Hmm I have trouble believing that. If you eat less and put yourself into a caloric deficit, your body is going to start using up fat and to a certain degree muscle, that's just how it works and your body is no exception. If you work out during a deficit, your body will try to retain muscle and use more fat instead. Gaining muscle in a deficit is possible, but only in small amounts, if at all.

> quality of eating habits within that period

To me this sounds like you aren't actually changing the amount of calories that you eat, just the quality of them.

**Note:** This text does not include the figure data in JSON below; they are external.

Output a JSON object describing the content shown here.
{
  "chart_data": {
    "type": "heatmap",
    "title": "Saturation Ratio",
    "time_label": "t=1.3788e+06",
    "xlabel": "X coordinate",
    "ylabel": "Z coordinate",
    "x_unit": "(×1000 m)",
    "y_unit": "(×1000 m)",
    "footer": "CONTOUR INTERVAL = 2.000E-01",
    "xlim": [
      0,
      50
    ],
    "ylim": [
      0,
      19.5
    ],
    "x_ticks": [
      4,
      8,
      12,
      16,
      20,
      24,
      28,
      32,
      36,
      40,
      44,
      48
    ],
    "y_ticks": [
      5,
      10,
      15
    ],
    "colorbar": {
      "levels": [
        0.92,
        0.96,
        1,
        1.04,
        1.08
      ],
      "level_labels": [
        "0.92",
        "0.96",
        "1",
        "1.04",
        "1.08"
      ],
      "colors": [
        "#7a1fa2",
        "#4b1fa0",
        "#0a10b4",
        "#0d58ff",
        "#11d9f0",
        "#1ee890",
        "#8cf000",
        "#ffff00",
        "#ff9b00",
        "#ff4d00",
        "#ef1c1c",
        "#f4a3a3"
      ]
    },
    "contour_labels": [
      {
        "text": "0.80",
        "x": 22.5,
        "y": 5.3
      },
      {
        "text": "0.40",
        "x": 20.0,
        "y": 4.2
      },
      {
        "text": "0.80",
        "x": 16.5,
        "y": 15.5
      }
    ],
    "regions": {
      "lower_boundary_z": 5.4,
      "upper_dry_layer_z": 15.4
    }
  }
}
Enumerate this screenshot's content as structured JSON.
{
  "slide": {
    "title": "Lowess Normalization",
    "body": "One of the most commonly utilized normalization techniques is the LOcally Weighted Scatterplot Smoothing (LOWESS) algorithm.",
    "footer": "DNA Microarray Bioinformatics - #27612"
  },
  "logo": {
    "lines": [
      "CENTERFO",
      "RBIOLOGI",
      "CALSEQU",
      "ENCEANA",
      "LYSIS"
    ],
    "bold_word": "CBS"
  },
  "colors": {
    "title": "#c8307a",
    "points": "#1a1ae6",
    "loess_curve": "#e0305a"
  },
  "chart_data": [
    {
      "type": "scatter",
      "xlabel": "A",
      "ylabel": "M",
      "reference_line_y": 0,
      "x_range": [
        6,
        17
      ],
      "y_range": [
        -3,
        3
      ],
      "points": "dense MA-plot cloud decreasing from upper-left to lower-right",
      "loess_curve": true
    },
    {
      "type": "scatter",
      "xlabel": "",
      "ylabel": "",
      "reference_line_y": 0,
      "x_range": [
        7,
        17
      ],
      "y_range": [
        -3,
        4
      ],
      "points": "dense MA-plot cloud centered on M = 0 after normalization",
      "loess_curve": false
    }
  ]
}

Eating 2000 calories of McDonalds or 2000 calories of high quality food does not matter (or barely matters) for losing/gaining weight. If 2000 calories is under your TDEE, you can eat 2000 calories of cheesecake and would still lose weight (but very unhealthy).

What I see often is people claiming stuff like "I can't lose weight" or "I have a slow metabolism", but they never actually bother counting how much they eat, and because of that have no understanding of what high-calorie and low-calorie food is. (For example if I'd ask how much calories an average hamburger or a glass of cola has, you'd likely have no idea if you haven't counted calories before).

It was the same for me, once I started counting I realized that I was not eating according to the goals I had set at that time, and that the food I ate was actually much much less in calories than I thought it was.


The key is “fat to muscle ratio”

It’s a body recomp from an untrained person. Pretty common for new lifters.

You’re right though - if they lift better and eat better, that’ll change.